Los teléfonos públicos siempre fueron la admiración de los phreakers. Claro, que mejor que el anonimato de una cabina. En la madre patria (Estados Unidos) los antiguos teléfonos eran fácilmente engañados con una grabación del ruido que producían las monedas al caer. Elementos necesarios: 1. La moneda de la cual se grabaría el sonido (inversión inicial) 2. un pequeño grabador de cinta. En Argentina el asunto si se quiere era mas simple. La empresa de aquel entonces (ENTel) había colocado unos teléfonos públicos anaranjados que eran verdaderos acorazados de hierro. Realmente eran mas fuertes que un tanque de guerra, pero la falencia residía en lo mas simple, el cospel. Como acá los criollos no tenían ni la mas pálida idea sobre como se podría lograr identificar una moneda inventaron el cospel telefónico, el cual era como una moneda de videojuegos, pero con distintas ranuras. Ese cospel tenía que pasar por una chapa sobre la cual estaba estampado y cortado el metal de tal manera que sólo el cospel telefónico pasara. Que hacía la gente? Con un destornillador mediano le doblaban los dientes a esa chapa y mandaban las monedas de principio de siglo. Si hubiesen sido mas vivos, hoy las vendían como reliquia, en lugar de usarlas para "TRATAR" de hablar por teléfono. Con la llegada de los gallegos y los franceses al país (la privatización) instalaron unos simpáticos teléfonos electrónicos que, para lo que estábamos acostumbrados a ver, parecían de juguete. Esos teléfonos empleaban cospel (con un sistema detector electrónico en reemplazo de la ranura de chapa) y leían tarjetas magnéticas. Las tarjetas tenían una franja negra similar a la cinta de un cassette de música en la cual habían grabado la información sobre el dinero disponible. La forma de funcionar implicaba que, a medida que se consumía el saldo el teléfono sobre grababa las zonas de la tarjeta. Así, la próxima vez que esa tarjeta era introducida sólo se podía usar desde donde el llamado anterior quedo (si es que quedo saldo alguno). Al año de instalado el sistema la gente se advirtió que, pegando una cinta adhesiva cualquiera sobre la banda magnética, se lograba que el teléfono leyera la tarjeta, pero cuando la grababa no había contacto suficiente para que el cabezal alterase el contenido de la cinta. Conclusión: Con sólo un año de vida la tarjeta magnética se descartó y aparecieron las tarjetas Chip, las cuales son otro tema.

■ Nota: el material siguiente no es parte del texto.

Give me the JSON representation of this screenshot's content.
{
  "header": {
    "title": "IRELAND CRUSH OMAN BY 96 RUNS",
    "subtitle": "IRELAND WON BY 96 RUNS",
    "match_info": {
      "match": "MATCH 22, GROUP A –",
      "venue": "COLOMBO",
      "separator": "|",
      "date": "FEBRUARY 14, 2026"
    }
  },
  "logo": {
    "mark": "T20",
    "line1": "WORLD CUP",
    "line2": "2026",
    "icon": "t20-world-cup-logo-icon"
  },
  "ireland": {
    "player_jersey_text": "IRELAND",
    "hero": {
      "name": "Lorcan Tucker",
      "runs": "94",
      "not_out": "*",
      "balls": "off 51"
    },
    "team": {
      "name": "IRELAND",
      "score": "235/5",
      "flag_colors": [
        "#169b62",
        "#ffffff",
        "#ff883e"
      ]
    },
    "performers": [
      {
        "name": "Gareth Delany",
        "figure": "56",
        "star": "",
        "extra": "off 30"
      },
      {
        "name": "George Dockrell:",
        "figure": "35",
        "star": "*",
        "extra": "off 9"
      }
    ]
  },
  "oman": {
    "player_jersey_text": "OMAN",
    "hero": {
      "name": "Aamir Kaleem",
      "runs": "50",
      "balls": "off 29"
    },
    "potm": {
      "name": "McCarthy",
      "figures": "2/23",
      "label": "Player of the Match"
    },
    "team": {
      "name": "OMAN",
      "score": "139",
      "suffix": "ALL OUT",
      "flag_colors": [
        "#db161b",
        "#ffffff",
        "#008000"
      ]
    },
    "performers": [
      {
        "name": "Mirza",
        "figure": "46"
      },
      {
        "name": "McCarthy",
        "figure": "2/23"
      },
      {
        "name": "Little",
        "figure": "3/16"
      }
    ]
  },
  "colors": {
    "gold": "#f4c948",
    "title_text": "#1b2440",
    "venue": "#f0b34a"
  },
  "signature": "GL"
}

La revolución inalámbrica llegó al país de la mano de Movicom (por aquel entonces de Motorola -USA- y Sociedad Macri -ARG-). En sus comienzos el servicio era tan caro que quienes lo podían disfrutar no necesitaban de estafar a la empresa para hablar. Con el paso de los años (y la llegada de Miniphone) Movicom se vio obligada a bajar los precios a tal punto que ahora todas las compañías del país regalan sus equipos con tal que cualquiera use el servicio. Eso generó un tráfico de llamadas tal que las empresas percibieron muchos mas ingresos que cuando eran elitistas, pero también posibilitaron a gente con ingenio técnico el acceso a la telefonía celular. En sus comienzos las empresas juraban que era absolutamente imposible pinchar una línea celular. Personalmente llamé una vez al *611 (servicios al cliente) y pregunte si era posible que me hubiesen pinchado la línea porque me parecía inflada la factura. La empresa respondió textual (lo tengo grabado): "Los celulares, al carecer de cables, no pueden ser pinchados. Es absolutamente imposible". Eso puede convencer a un tonto que nada sabe de electrónica, pero a un técnico electrónico no se le puede hablar de esa forma. Al año siguiente cae preso un sujeto de unos 30 años por clonar celulares. Desde allí hasta que aparecieron los locutorios clandestinos que los peruanos armaban en el once con celulares clonados se sucedieron una larga lista de allanamientos y detenciones que lo único que hacían es demostrar como las empresas celulares mentían al asegurar que los servicios eran imposibles de pinchar. Con la llegada del "MEJOR DIGITAL" se le volvió a prometer a la gente que las comunicaciones eran privadas e imposibles de interceptar. Otra vez mintieron.